Bunlar içe sinecek şeyler değil ama gerek iç politikada gerekse dış politikada -içimize sinmese de- devleti yönetenler bazen bize açıklanamayacak sebepler yüzünden bu tür davranışlar sergileyebiliyorlar. Diyeceksin ki ‘’Ama Atatürk düşmana asla taviz vermedi.’’ O bile tartışmalı bir konu. Misak-ı Milli sınırlarını bizzat kendi elleriyle belirlerken Selanik ve Kerkük’ü bu sınırlar içine almıştır ama bazı mecburiyetler yüzünden bu gün ne Selanik ne de Kerkük sınırlarımız dahilinde değildir. Yani bazen elde olmayan mecburiyetler istenmeyen tavizlerin verilmesini zorunlu kılar.

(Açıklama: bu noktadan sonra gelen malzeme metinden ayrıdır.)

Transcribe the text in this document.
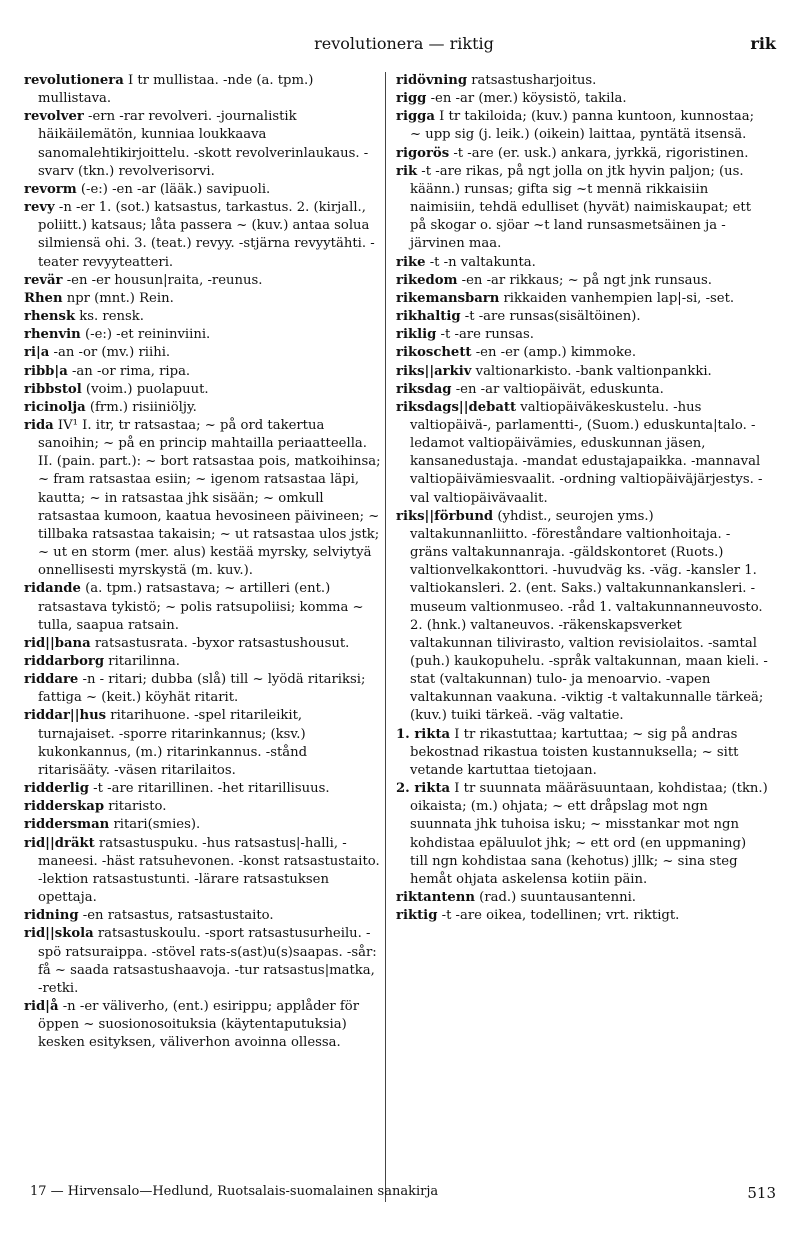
revolutionera — riktig	rik

revolutionera I tr mullistaa. -nde (a. tpm.) mullistava.

revolver -ern -rar revolveri. -journalistik häikäilemätön, kunniaa loukkaava sanomalehtikirjoittelu. -skott revolverinlaukaus. -svarv (tkn.) revolverisorvi.

revorm (-e:) -en -ar (lääk.) savipuoli.

revy -n -er 1. (sot.) katsastus, tarkastus. 2. (kirjall., poliitt.) katsaus; låta passera ~ (kuv.) antaa solua silmiensä ohi. 3. (teat.) revyy. -stjärna revyytähti. -teater revyyteatteri.

revär -en -er housun|raita, -reunus.

Rhen npr (mnt.) Rein.

rhensk ks. rensk.

rhenvin (-e:) -et reininviini.

ri|a -an -or (mv.) riihi.

ribb|a -an -or rima, ripa.

ribbstol (voim.) puolapuut.

ricinolja (frm.) risiiniöljy.

rida IV¹ I. itr, tr ratsastaa; ~ på ord takertua sanoihin; ~ på en princip mahtailla periaatteella. II. (pain. part.): ~ bort ratsastaa pois, matkoihinsa; ~ fram ratsastaa esiin; ~ igenom ratsastaa läpi, kautta; ~ in ratsastaa jhk sisään; ~ omkull ratsastaa kumoon, kaatua hevosineen päivineen; ~ tillbaka ratsastaa takaisin; ~ ut ratsastaa ulos jstk; ~ ut en storm (mer. alus) kestää myrsky, selviytyä onnellisesti myrskystä (m. kuv.).

ridande (a. tpm.) ratsastava; ~ artilleri (ent.) ratsastava tykistö; ~ polis ratsupoliisi; komma ~ tulla, saapua ratsain.

rid||bana ratsastusrata. -byxor ratsastushousut.

riddarborg ritarilinna.

riddare -n - ritari; dubba (slå) till ~ lyödä ritariksi; fattiga ~ (keit.) köyhät ritarit.

riddar||hus ritarihuone. -spel ritarileikit, turnajaiset. -sporre ritarinkannus; (ksv.) kukonkannus, (m.) ritarinkannus. -stånd ritarisääty. -väsen ritarilaitos.

ridderlig -t -are ritarillinen. -het ritarillisuus.

ridderskap ritaristo.

riddersman ritari(smies).

rid||dräkt ratsastuspuku. -hus ratsastus|-halli, -maneesi. -häst ratsuhevonen. -konst ratsastustaito. -lektion ratsastustunti. -lärare ratsastuksen opettaja.

ridning -en ratsastus, ratsastustaito.

rid||skola ratsastuskoulu. -sport ratsastusurheilu. -spö ratsuraippa. -stövel rats-s(ast)u(s)saapas. -sår: få ~ saada ratsastushaavoja. -tur ratsastus|matka, -retki.

rid|å -n -er väliverho, (ent.) esirippu; applåder för öppen ~ suosionosoituksia (käytentaputuksia) kesken esityksen, väliverhon avoinna ollessa.

ridövning ratsastusharjoitus.

rigg -en -ar (mer.) köysistö, takila.

rigga I tr takiloida; (kuv.) panna kuntoon, kunnostaa; ~ upp sig (j. leik.) (oikein) laittaa, pyntätä itsensä.

rigorös -t -are (er. usk.) ankara, jyrkkä, rigoristinen.

rik -t -are rikas, på ngt jolla on jtk hyvin paljon; (us. käänn.) runsas; gifta sig ~t mennä rikkaisiin naimisiin, tehdä edulliset (hyvät) naimiskaupat; ett på skogar o. sjöar ~t land runsasmetsäinen ja -järvinen maa.

rike -t -n valtakunta.

rikedom -en -ar rikkaus; ~ på ngt jnk runsaus.

rikemansbarn rikkaiden vanhempien lap|-si, -set.

rikhaltig -t -are runsas(sisältöinen).

riklig -t -are runsas.

rikoschett -en -er (amp.) kimmoke.

riks||arkiv valtionarkisto. -bank valtionpankki.

riksdag -en -ar valtiopäivät, eduskunta.

riksdags||debatt valtiopäiväkeskustelu. -hus valtiopäivä-, parlamentti-, (Suom.) eduskunta|talo. -ledamot valtiopäivämies, eduskunnan jäsen, kansanedustaja. -mandat edustajapaikka. -mannaval valtiopäivämiesvaalit. -ordning valtiopäiväjärjestys. -val valtiopäivävaalit.

riks||förbund (yhdist., seurojen yms.) valtakunnanliitto. -föreståndare valtionhoitaja. -gräns valtakunnanraja. -gäldskontoret (Ruots.) valtionvelkakonttori. -huvudväg ks. -väg. -kansler 1. valtiokansleri. 2. (ent. Saks.) valtakunnankansleri. -museum valtionmuseo. -råd 1. valtakunnanneuvosto. 2. (hnk.) valtaneuvos. -räkenskapsverket valtakunnan tilivirasto, valtion revisiolaitos. -samtal (puh.) kaukopuhelu. -språk valtakunnan, maan kieli. -stat (valtakunnan) tulo- ja menoarvio. -vapen valtakunnan vaakuna. -viktig -t valtakunnalle tärkeä; (kuv.) tuiki tärkeä. -väg valtatie.

1. rikta I tr rikastuttaa; kartuttaa; ~ sig på andras bekostnad rikastua toisten kustannuksella; ~ sitt vetande kartuttaa tietojaan.

2. rikta I tr suunnata määräsuuntaan, kohdistaa; (tkn.) oikaista; (m.) ohjata; ~ ett dråpslag mot ngn suunnata jhk tuhoisa isku; ~ misstankar mot ngn kohdistaa epäluulot jhk; ~ ett ord (en uppmaning) till ngn kohdistaa sana (kehotus) jllk; ~ sina steg hemåt ohjata askelensa kotiin päin.

riktantenn (rad.) suuntausantenni.

riktig -t -are oikea, todellinen; vrt. riktigt.

17 — Hirvensalo—Hedlund, Ruotsalais-suomalainen sanakirja	513
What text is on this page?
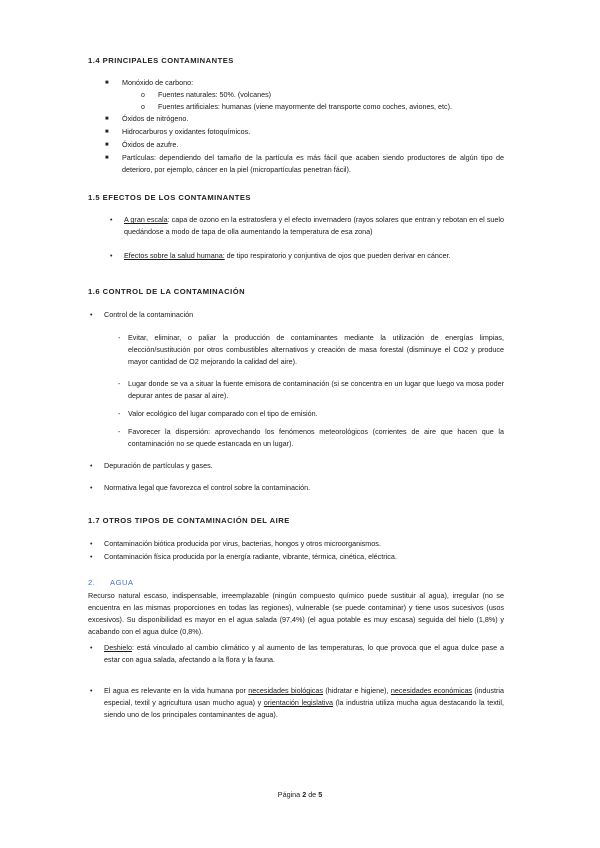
1.4 PRINCIPALES CONTAMINANTES
■ Monóxido de carbono:
o Fuentes naturales: 50%. (volcanes)
o Fuentes artificiales: humanas (viene mayormente del transporte como coches, aviones, etc).
■ Óxidos de nitrógeno.
■ Hidrocarburos y oxidantes fotoquímicos.
■ Óxidos de azufre.
■ Partículas: dependiendo del tamaño de la partícula es más fácil que acaben siendo productores de algún tipo de deterioro, por ejemplo, cáncer en la piel (micropartículas penetran fácil).
1.5 EFECTOS DE LOS CONTAMINANTES
• A gran escala: capa de ozono en la estratosfera y el efecto invernadero (rayos solares que entran y rebotan en el suelo quedándose a modo de tapa de olla aumentando la temperatura de esa zona)
• Efectos sobre la salud humana: de tipo respiratorio y conjuntiva de ojos que pueden derivar en cáncer.
1.6 CONTROL DE LA CONTAMINACIÓN
• Control de la contaminación
- Evitar, eliminar, o paliar la producción de contaminantes mediante la utilización de energías limpias, elección/sustitución por otros combustibles alternativos y creación de masa forestal (disminuye el CO2 y produce mayor cantidad de O2 mejorando la calidad del aire).
- Lugar donde se va a situar la fuente emisora de contaminación (si se concentra en un lugar que luego va mosa poder depurar antes de pasar al aire).
- Valor ecológico del lugar comparado con el tipo de emisión.
- Favorecer la dispersión: aprovechando los fenómenos meteorológicos (corrientes de aire que hacen que la contaminación no se quede estancada en un lugar).
• Depuración de partículas y gases.
• Normativa legal que favorezca el control sobre la contaminación.
1.7 OTROS TIPOS DE CONTAMINACIÓN DEL AIRE
• Contaminación biótica producida por virus, bacterias, hongos y otros microorganismos.
• Contaminación física producida por la energía radiante, vibrante, térmica, cinética, eléctrica.
2. AGUA
Recurso natural escaso, indispensable, irreemplazable (ningún compuesto químico puede sustituir al agua), irregular (no se encuentra en las mismas proporciones en todas las regiones), vulnerable (se puede contaminar) y tiene usos sucesivos (usos excesivos). Su disponibilidad es mayor en el agua salada (97,4%) (el agua potable es muy escasa) seguida del hielo (1,8%) y acabando con el agua dulce (0,8%).
• Deshielo: está vinculado al cambio climático y al aumento de las temperaturas, lo que provoca que el agua dulce pase a estar con agua salada, afectando a la flora y la fauna.
• El agua es relevante en la vida humana por necesidades biológicas (hidratar e higiene), necesidades económicas (industria especial, textil y agricultura usan mucho agua) y orientación legislativa (la industria utiliza mucha agua destacando la textil, siendo uno de los principales contaminantes de agua).
Página 2 de 5
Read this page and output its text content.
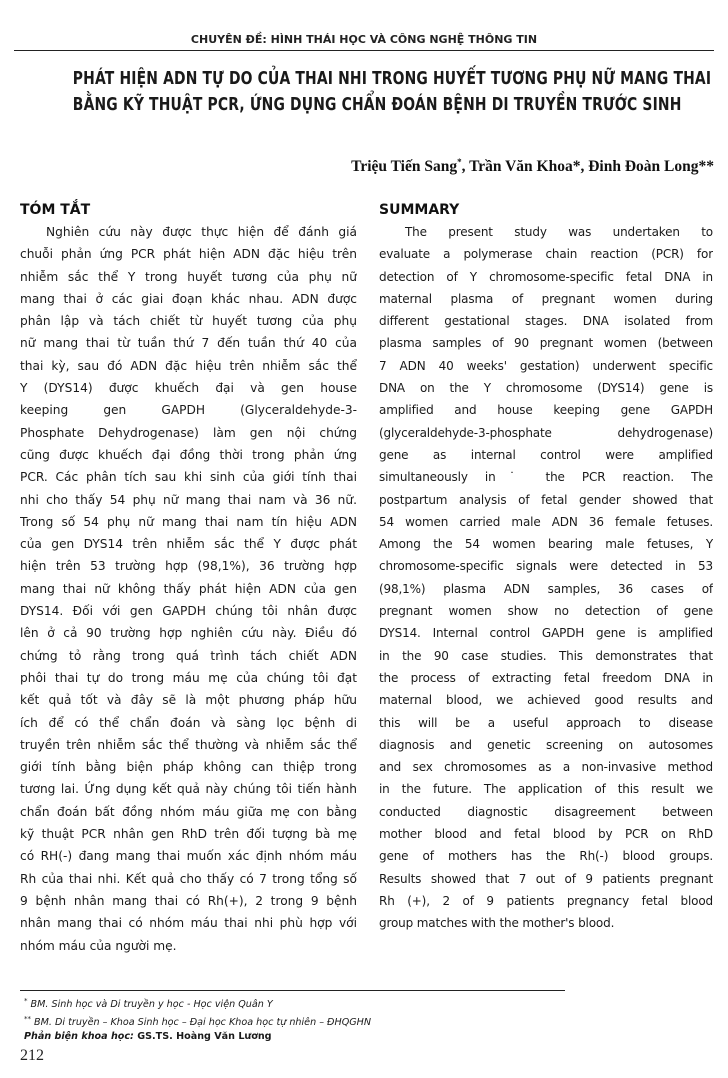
CHUYÊN ĐỀ: HÌNH THÁI HỌC VÀ CÔNG NGHỆ THÔNG TIN
PHÁT HIỆN ADN TỰ DO CỦA THAI NHI TRONG HUYẾT TƯƠNG PHỤ NỮ MANG THAI
BẰNG KỸ THUẬT PCR, ỨNG DỤNG CHẨN ĐOÁN BỆNH DI TRUYỀN TRƯỚC SINH
Triệu Tiến Sang*, Trần Văn Khoa*, Đinh Đoàn Long**
TÓM TẮT
Nghiên cứu này được thực hiện để đánh giá
chuỗi phản ứng PCR phát hiện ADN đặc hiệu trên
nhiễm sắc thể Y trong huyết tương của phụ nữ
mang thai ở các giai đoạn khác nhau. ADN được
phân lập và tách chiết từ huyết tương của phụ
nữ mang thai từ tuần thứ 7 đến tuần thứ 40 của
thai kỳ, sau đó ADN đặc hiệu trên nhiễm sắc thể
Y (DYS14) được khuếch đại và gen house
keeping gen GAPDH (Glyceraldehyde-3-
Phosphate Dehydrogenase) làm gen nội chứng
cũng được khuếch đại đồng thời trong phản ứng
PCR. Các phân tích sau khi sinh của giới tính thai
nhi cho thấy 54 phụ nữ mang thai nam và 36 nữ.
Trong số 54 phụ nữ mang thai nam tín hiệu ADN
của gen DYS14 trên nhiễm sắc thể Y được phát
hiện trên 53 trường hợp (98,1%), 36 trường hợp
mang thai nữ không thấy phát hiện ADN của gen
DYS14. Đối với gen GAPDH chúng tôi nhân được
lên ở cả 90 trường hợp nghiên cứu này. Điều đó
chứng tỏ rằng trong quá trình tách chiết ADN
phôi thai tự do trong máu mẹ của chúng tôi đạt
kết quả tốt và đây sẽ là một phương pháp hữu
ích để có thể chẩn đoán và sàng lọc bệnh di
truyền trên nhiễm sắc thể thường và nhiễm sắc thể
giới tính bằng biện pháp không can thiệp trong
tương lai. Ứng dụng kết quả này chúng tôi tiến hành
chẩn đoán bất đồng nhóm máu giữa mẹ con bằng
kỹ thuật PCR nhân gen RhD trên đối tượng bà mẹ
có RH(-) đang mang thai muốn xác định nhóm máu
Rh của thai nhi. Kết quả cho thấy có 7 trong tổng số
9 bệnh nhân mang thai có Rh(+), 2 trong 9 bệnh
nhân mang thai có nhóm máu thai nhi phù hợp với
nhóm máu của người mẹ.
SUMMARY
The present study was undertaken to
evaluate a polymerase chain reaction (PCR) for
detection of Y chromosome-specific fetal DNA in
maternal plasma of pregnant women during
different gestational stages. DNA isolated from
plasma samples of 90 pregnant women (between
7 ADN 40 weeks' gestation) underwent specific
DNA on the Y chromosome (DYS14) gene is
amplified and house keeping gene GAPDH
(glyceraldehyde-3-phosphate dehydrogenase)
gene as internal control were amplified
simultaneously in˙ the PCR reaction. The
postpartum analysis of fetal gender showed that
54 women carried male ADN 36 female fetuses.
Among the 54 women bearing male fetuses, Y
chromosome-specific signals were detected in 53
(98,1%) plasma ADN samples, 36 cases of
pregnant women show no detection of gene
DYS14. Internal control GAPDH gene is amplified
in the 90 case studies. This demonstrates that
the process of extracting fetal freedom DNA in
maternal blood, we achieved good results and
this will be a useful approach to disease
diagnosis and genetic screening on autosomes
and sex chromosomes as a non-invasive method
in the future. The application of this result we
conducted diagnostic disagreement between
mother blood and fetal blood by PCR on RhD
gene of mothers has the Rh(-) blood groups.
Results showed that 7 out of 9 patients pregnant
Rh (+), 2 of 9 patients pregnancy fetal blood
group matches with the mother's blood.
* BM. Sinh học và Di truyền y học - Học viện Quân Y
** BM. Di truyền – Khoa Sinh học – Đại học Khoa học tự nhiên – ĐHQGHN
Phản biện khoa học: GS.TS. Hoàng Văn Lương
212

Yine Atatürkle devam edelim:
17 Mart 1923 te ilk kez Mersin’e gelen Atatürk’e bu ziyareti sırasında göz yaşları içinde bir vayatdaş yaklaşır ve aralarında şöyle bir konuşma geçer:
Adam- Paşam bizi kovuyorlar
Atatürk-Dur bakalım adın ne senin?
Adam-Adım Avram Marko’dur Paşam . ( Bir Ermeni ama vatandaş neticede. )
Atatürk- Hımmmm…Sizi kim kovuyor?
Adam-Millet kovuyor Paşam.
Atatürk-Millet kovuyorsa yapacak bir şey yok. Bu Millet isterse beni bile kovar.
İşte böyle sevgili Okan…Bu ülkenin kurtarıcısı olduğu halde Atatürk bile ‘’ Millet isterse beni bile kovar, yapacak bir şey yok ‘’ Diyerek milletin iradesini her türlü iradenin üzerinde olduğunu vurguluyorsa artık yapacağınız hiç bir şey yok. Ya bu iradeye saygı duyup paşa paşa kabulleneceksiniz ya da ‘’ Yahu biz nerede hata yapıyoruz?’’ diye şapkayı önünüze koyup bunu sorgulayacaksınız. Sokağa çıkmakla ancak ve ancak ‘’Ne şehittir ne gazi mok yoluna gitti Niyazi olursunuz. Benden söylemesi.